How the word "slack" made it into her name remains a mystery.
Janette Slack may be a DJ, but she is no Weekend Warrior. There is an energy around her that even she struggles to contain, one which forces her to take a running jump at every one of life's encounters. It seems apt, then, that Janette is in Hong Kong when we catch up. It's as if she's moved to a city which expresses outwardly the drive to make a mark that inwardly possesses her.
"It's my Dad's birthday in a couple of weeks. I moved to London when I was 17, so that's like 15 years of birthdays and Christmases and New Years that I haven't spent (with them). His birthday falls in December, it's his 72nd birthday so I thought I should get to Hong Kong earlier and spend a bit of time with him before my tour (in Australia)."
Janette talks about reconnecting with her family the same way Marty McFly would describe stepping out of the DeLorean into 2015. There are a lot of things her family don't know about her, the most important arguably being that she can make mulled wine. "Mulled wine" is actually an old Latin term for "total badassery", and no doubt Janette's tastes a little like unicorns and rainbows. Of course, there's other stuff as well.
"My parents came to my album launch in Hong Kong, it was the first time they'd seen me DJ since I was 18. I mean, when I was 18 there were about 15 people there, so that was their last image my parents had."
Her parents were not ready for the wake up call, but are apparently recovering well from their EDM-induced bout of seizures. Speaking of which, there was a time when Janette's album 'Torture Garden Session' looked set to completely take over her life. Her friends were left wondering if this thing was ever going to be finished, if it was ever going to be released. "Fuck it," they'd say, "let's go bowling."
"The album took three years to write. Because I was making it into a DJ mix as well that's what made it extra hard. Obviously a lot of tracks didn't make it to the final cut. There was (this one song) where even when I tried to edit it or just even have a minute of it, it didn't flow."
The release of 'Torture Garden Session' did not leave Janette with time to toast her success. There is an old saying, a saying which tribesman in the hills of Mongolia are rumoured to whisper to their yaks before a storm. "Sometimes," they say, "life happens."
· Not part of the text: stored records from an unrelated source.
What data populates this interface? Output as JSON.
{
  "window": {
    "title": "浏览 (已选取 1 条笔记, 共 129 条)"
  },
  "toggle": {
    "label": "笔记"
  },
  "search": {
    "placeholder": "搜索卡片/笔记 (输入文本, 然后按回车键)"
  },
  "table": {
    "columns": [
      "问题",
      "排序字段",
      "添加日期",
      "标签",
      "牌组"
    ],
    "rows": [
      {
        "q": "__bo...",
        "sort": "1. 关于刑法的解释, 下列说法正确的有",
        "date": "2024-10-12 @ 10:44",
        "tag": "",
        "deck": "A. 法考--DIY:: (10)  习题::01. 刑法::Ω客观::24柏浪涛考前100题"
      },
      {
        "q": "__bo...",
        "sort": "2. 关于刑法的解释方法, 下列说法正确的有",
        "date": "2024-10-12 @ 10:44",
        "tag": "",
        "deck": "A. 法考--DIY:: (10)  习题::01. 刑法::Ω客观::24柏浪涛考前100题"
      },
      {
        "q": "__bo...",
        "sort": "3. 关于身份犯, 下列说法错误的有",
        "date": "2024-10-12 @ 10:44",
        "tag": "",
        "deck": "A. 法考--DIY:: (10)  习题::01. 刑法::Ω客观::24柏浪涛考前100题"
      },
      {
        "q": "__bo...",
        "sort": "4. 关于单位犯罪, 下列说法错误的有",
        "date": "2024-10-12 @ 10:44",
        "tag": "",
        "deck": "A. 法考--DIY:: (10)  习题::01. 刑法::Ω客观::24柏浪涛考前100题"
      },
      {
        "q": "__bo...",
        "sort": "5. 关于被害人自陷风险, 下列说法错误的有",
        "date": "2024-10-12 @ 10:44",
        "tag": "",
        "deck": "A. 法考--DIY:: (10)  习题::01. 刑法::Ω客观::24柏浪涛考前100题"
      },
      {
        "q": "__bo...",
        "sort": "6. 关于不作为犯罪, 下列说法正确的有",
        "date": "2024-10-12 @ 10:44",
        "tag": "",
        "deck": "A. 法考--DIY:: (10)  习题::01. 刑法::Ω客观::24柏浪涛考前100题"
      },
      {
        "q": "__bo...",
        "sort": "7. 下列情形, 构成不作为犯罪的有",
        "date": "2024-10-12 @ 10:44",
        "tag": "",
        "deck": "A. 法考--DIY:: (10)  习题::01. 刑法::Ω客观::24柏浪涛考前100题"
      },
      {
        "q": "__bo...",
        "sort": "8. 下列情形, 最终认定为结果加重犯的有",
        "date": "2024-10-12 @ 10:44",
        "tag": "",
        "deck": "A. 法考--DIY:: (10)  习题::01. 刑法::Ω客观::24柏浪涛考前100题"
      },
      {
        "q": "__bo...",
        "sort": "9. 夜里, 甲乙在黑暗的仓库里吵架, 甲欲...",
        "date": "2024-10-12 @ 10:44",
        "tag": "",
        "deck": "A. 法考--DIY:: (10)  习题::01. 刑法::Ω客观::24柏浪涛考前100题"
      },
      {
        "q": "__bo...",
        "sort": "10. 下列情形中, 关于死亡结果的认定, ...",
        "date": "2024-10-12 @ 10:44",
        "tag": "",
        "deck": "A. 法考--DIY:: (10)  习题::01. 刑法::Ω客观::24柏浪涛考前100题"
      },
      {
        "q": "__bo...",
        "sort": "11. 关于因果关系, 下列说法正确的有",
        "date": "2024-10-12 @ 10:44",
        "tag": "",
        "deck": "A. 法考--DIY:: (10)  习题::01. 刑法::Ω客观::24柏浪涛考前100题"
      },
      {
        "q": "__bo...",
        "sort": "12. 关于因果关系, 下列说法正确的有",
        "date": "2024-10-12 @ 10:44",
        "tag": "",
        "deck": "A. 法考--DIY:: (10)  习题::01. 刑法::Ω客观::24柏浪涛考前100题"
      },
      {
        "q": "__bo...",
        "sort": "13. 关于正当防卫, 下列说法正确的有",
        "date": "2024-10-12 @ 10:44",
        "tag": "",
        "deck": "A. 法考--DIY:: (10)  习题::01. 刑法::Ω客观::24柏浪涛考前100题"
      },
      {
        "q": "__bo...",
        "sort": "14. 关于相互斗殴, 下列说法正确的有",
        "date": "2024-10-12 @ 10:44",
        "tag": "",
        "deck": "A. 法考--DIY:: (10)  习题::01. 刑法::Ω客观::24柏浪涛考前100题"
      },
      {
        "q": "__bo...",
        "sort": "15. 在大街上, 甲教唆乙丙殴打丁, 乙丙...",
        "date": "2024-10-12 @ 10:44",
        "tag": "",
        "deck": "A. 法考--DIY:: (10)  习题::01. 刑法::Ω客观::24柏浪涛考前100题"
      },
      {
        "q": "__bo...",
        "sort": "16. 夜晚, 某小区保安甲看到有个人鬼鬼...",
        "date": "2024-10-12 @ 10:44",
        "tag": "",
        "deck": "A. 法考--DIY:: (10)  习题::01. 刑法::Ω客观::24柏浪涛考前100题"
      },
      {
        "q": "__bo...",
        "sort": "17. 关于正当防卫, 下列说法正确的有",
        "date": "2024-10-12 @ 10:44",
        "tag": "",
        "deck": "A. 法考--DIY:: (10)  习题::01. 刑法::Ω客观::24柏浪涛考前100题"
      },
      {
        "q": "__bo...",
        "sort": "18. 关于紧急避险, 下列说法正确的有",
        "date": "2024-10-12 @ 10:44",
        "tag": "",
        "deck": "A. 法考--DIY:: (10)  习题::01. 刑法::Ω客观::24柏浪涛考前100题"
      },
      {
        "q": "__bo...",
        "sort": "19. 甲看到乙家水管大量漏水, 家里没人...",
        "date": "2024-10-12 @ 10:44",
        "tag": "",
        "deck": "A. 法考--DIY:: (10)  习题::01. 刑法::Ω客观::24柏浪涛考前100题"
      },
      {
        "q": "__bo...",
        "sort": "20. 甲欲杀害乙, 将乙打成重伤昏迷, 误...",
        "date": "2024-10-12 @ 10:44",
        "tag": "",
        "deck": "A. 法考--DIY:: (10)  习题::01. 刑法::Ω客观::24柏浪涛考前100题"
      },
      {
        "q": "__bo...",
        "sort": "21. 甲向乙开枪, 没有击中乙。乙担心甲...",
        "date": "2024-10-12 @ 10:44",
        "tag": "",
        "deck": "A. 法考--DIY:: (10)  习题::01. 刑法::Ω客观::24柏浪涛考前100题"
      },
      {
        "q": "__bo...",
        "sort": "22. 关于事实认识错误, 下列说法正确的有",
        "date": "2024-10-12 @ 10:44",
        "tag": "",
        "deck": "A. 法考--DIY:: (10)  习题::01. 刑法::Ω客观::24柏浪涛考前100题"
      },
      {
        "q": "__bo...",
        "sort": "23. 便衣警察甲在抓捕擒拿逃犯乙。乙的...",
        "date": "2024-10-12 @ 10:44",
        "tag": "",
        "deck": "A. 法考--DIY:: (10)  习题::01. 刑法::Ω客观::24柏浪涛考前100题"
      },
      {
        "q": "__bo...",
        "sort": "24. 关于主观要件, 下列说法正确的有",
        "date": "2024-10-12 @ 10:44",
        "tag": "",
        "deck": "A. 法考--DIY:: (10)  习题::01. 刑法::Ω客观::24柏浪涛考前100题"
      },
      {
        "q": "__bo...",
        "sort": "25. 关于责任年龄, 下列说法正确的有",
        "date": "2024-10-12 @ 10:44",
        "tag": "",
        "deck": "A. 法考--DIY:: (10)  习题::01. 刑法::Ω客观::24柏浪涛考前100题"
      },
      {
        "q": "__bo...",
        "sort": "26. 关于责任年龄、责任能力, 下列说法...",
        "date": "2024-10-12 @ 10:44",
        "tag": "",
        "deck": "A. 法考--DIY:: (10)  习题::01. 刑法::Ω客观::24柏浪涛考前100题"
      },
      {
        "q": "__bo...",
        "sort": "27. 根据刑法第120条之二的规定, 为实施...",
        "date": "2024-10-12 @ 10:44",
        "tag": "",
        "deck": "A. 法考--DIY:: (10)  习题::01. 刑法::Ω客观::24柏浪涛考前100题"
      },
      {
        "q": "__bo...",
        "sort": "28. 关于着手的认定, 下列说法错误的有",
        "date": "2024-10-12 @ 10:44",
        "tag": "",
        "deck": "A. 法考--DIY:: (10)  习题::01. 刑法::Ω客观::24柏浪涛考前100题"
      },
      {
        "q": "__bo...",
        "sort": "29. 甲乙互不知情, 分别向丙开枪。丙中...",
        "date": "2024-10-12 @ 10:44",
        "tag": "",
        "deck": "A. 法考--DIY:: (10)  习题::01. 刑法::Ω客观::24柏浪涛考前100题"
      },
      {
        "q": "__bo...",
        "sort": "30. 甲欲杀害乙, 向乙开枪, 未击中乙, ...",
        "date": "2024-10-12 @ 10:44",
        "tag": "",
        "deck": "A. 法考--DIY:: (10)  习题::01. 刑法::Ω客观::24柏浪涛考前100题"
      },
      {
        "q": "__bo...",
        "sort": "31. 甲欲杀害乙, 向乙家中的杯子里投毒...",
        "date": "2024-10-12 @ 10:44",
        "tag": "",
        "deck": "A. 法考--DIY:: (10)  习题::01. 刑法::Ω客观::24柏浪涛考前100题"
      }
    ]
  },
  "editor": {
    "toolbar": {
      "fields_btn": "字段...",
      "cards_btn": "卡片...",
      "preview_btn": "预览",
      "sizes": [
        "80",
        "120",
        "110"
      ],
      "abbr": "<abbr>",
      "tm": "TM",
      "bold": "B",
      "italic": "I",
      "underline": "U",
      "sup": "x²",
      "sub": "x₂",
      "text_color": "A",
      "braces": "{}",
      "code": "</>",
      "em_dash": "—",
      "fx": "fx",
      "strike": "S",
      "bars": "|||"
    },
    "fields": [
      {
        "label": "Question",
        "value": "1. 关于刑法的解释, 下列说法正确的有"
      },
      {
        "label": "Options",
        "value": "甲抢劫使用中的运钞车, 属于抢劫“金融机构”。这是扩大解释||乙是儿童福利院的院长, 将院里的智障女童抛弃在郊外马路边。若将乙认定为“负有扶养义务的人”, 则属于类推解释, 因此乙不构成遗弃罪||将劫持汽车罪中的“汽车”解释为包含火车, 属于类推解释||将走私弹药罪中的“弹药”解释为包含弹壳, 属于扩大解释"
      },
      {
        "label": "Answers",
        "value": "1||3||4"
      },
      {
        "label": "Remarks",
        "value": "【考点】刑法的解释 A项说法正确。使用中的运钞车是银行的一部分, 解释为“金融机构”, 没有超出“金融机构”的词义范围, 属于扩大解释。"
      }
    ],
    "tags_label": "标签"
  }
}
"The day of the album launch I had to demolish my warehouse. About five years ago me and a bunch of friends found a dead space, about two thousand square metres in this warehouse that had been empty because of the recession. The landlord just wanted it occupied, so we were able to get this ten-year lease for really cheap rent. We began renovating by ourselves with no contractors. We lived in tents and joined gyms to have showers while we were building, so I learned how to put insulation in, use every type of drill... I mean, that was my life for about four or five months. Getting ready for gigs is very funny as well when you live inside a tent. You're trying to look glamorous but you don't realise how much you stink of concrete. It was great, though. The knowledge I got from renovating is now something that's stuck with me forever.
"We did everything properly. We got an evaluator to come over and say we were changing the lot from commercial to residential. But then the Council wanted us to pay business-rates Council Tax. We'd been paying 20 pounds per month, which was the residential rate. The business rate is 1,200 pounds a month! We were like "Come on, guys!" We were living in Central London, in a massive place for very cheap. But it really angered me when I'd see people who were obviously on welfare buying beer on a Wednesday at 10am, but we'd just built a place and were paying tax. To then get stung like that when we were feeding the system, I thought: shouldn't you encourage more people like us to be doing things like this?"
Janette holds no grudge; she isn't upset, though she does still carry a sense of bewilderment. The most bewildering aspect of all, though, is this. "That place is still now empty. There's no one occupying it."